Where toolname can be replaced with the name (or fragment of a name) of any of the Maatkit tools. Once downloaded, they're ready to run; no installation is needed. The first URL gets the latest released version of the tool, and the second gets the latest trunk code from Subversion.


ENVIRONMENT

The environment variable MKDEBUG enables verbose debugging output in all of the Maatkit tools:

   MKDEBUG=1 mk-....


SYSTEM REQUIREMENTS

You need Perl and some core packages that ought to be installed in any reasonably new version of Perl.


BUGS

For a list of known bugs see http://www.maatkit.org/bugs/mk-index-usage.

Please use Google Code Issues and Groups to report bugs or request support: http://code.google.com/p/maatkit/. You can also join #maatkit on Freenode to discuss Maatkit.

Please include the complete command-line used to reproduce the problem you are seeing, the version of all MySQL servers involved, the complete output of the tool when run with --version, and if possible, debugging output produced by running with the MKDEBUG=1 environment variable.


COPYRIGHT, LICENSE AND WARRANTY

This program is copyright 2010-2011 Baron Schwartz.

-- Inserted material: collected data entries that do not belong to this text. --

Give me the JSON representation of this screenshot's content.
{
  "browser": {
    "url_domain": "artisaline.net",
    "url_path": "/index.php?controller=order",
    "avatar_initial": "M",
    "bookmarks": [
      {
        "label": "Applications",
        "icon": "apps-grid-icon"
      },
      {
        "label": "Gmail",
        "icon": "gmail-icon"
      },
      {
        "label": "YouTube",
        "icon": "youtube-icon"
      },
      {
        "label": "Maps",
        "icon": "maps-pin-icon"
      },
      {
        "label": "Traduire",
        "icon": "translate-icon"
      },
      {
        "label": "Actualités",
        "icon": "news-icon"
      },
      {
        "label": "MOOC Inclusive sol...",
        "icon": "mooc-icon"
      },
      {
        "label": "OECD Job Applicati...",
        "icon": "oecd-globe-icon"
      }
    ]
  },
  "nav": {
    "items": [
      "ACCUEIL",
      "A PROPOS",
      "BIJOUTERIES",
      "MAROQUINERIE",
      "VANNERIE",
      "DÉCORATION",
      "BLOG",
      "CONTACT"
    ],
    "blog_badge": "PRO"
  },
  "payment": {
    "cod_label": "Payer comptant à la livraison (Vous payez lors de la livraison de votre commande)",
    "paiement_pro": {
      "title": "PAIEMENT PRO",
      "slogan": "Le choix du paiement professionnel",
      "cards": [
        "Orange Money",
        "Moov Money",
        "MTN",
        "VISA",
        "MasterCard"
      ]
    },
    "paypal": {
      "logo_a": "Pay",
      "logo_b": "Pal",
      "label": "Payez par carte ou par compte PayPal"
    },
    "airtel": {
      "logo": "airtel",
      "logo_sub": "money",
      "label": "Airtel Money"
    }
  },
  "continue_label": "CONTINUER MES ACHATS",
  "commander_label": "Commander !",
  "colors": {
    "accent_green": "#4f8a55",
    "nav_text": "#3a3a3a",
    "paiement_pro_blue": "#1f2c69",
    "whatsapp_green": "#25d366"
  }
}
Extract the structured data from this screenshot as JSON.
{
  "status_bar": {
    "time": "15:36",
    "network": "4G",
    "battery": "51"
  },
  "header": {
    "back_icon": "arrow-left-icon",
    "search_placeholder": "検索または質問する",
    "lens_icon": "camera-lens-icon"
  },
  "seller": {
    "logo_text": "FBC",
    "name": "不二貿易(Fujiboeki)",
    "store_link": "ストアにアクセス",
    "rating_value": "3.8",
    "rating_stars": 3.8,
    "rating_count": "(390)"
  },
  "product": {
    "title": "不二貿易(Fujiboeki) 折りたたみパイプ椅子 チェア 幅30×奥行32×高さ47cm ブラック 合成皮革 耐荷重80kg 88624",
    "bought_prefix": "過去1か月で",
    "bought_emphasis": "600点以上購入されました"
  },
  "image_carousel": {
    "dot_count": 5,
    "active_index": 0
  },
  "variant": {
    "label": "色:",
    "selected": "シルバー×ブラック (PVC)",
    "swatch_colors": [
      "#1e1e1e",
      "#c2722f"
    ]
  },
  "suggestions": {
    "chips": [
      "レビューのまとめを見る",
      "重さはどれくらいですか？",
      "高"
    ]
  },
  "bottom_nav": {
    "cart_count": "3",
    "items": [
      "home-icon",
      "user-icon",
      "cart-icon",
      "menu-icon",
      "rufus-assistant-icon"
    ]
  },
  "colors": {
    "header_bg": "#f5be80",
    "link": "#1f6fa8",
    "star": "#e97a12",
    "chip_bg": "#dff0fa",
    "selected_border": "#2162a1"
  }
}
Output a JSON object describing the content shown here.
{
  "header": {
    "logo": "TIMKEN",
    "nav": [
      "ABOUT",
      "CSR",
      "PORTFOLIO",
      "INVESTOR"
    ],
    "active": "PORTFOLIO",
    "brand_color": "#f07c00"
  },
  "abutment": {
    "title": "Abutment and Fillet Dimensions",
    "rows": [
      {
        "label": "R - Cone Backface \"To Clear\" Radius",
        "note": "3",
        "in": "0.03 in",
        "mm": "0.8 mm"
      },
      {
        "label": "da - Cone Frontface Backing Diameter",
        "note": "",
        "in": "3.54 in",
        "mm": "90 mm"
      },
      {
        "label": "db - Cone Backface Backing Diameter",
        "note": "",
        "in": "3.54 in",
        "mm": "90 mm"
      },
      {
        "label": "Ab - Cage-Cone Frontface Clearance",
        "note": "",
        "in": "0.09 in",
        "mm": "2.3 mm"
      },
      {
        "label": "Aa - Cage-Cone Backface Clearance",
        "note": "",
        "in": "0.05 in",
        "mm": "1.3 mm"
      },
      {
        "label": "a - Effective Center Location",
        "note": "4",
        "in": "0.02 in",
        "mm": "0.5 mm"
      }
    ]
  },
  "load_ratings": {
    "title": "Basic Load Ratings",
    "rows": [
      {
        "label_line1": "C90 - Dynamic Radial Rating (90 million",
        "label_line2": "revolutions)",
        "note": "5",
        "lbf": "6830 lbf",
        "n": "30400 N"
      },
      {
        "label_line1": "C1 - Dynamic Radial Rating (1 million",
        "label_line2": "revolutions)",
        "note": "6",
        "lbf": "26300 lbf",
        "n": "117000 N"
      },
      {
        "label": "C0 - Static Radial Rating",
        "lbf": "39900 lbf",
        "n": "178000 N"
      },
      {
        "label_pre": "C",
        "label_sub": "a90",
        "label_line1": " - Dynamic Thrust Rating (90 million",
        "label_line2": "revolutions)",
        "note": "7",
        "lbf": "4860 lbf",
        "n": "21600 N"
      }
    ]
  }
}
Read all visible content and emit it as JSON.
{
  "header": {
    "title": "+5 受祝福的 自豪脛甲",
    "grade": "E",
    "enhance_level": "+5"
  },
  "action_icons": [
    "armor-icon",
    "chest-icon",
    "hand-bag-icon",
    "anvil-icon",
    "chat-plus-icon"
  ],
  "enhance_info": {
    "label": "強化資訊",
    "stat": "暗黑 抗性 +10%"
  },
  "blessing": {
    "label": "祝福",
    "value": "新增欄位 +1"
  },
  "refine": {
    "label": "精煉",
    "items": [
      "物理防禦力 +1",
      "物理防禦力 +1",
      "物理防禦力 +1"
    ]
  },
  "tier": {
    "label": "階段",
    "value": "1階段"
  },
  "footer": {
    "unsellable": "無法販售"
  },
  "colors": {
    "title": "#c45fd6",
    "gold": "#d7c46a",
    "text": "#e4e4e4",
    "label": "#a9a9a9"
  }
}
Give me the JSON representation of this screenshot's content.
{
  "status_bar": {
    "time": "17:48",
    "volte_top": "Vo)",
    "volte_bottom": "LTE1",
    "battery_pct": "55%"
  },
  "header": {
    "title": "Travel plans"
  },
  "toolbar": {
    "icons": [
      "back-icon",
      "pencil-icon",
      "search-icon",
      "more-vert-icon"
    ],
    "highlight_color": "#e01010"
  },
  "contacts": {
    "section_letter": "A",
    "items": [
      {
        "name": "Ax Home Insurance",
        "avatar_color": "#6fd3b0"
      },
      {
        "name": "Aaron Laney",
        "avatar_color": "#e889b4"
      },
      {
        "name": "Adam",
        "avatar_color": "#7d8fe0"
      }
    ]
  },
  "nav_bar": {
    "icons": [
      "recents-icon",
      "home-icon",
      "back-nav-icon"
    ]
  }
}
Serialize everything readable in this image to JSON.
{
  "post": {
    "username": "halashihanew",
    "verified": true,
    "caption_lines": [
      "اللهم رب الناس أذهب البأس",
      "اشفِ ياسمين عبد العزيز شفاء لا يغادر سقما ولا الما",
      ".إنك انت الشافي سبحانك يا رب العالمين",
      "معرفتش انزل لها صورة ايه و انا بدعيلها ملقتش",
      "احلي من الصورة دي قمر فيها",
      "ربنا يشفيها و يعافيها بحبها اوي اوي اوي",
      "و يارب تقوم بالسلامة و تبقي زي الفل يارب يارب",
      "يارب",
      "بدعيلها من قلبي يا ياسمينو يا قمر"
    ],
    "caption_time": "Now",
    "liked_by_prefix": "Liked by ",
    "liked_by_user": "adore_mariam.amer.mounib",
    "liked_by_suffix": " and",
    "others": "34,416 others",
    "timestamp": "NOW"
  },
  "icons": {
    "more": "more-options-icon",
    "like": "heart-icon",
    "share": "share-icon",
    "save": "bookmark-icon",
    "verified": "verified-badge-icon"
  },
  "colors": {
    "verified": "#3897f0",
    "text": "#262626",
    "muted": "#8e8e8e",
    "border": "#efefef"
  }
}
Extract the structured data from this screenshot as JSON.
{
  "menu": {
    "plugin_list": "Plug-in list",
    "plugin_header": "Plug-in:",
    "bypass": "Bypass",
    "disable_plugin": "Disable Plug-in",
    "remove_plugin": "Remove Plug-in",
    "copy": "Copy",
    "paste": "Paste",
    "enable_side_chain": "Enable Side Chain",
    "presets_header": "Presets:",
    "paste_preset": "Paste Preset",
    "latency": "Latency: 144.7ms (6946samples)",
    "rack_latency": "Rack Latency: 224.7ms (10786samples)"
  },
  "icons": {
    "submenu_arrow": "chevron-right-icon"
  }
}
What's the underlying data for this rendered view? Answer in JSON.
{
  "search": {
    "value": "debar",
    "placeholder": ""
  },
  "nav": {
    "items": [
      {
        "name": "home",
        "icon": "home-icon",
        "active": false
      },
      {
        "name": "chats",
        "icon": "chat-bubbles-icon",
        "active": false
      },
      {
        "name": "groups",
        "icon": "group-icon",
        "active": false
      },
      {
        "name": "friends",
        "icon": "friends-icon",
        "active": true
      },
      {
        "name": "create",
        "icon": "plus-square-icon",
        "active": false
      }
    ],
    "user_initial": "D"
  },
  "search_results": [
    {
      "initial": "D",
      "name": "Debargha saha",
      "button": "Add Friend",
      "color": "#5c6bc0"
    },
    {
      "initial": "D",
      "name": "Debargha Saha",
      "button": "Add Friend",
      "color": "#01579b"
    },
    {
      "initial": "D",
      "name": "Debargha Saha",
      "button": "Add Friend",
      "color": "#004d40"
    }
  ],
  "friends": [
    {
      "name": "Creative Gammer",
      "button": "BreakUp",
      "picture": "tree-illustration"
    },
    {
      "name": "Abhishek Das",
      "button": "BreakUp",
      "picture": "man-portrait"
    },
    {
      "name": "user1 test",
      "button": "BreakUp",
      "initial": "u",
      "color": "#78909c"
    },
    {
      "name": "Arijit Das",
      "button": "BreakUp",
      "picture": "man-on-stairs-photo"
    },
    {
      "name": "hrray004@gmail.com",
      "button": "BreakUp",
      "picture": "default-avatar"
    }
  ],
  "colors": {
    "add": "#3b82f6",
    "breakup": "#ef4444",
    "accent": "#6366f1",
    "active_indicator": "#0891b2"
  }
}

Feedback and improvements are welcome.

THIS PROGRAM IS PROVIDED "AS IS" AND WITHOUT ANY EXPRESS OR IMPLIED WARRANTIES, INCLUDING, WITHOUT LIMITATION, THE IMPLIED WARRANTIES OF MERCHANTABILITY AND FITNESS FOR A PARTICULAR PURPOSE.

This program is free software; you can redistribute it and/or modify it under the terms of the GNU General Public License as published by the Free Software Foundation, version 2; OR the Perl Artistic License. On UNIX and similar systems, you can issue `man perlgpl' or `man perlartistic' to read these licenses.

You should have received a copy of the GNU General Public License along with this program; if not, write to the Free Software Foundation, Inc., 59 Temple Place, Suite 330, Boston, MA 02111-1307 USA.


AUTHOR

Baron Schwartz, Daniel Nichter


ABOUT MAATKIT

This tool is part of Maatkit, a toolkit for power users of MySQL. Maatkit was created by Baron Schwartz; Baron and Daniel Nichter are the primary code contributors. Both are employed by Percona. Financial support for Maatkit development is primarily provided by Percona and its clients.


VERSION

This manual page documents Ver 0.9.4 Distrib 7540 $Revision: 7477 $.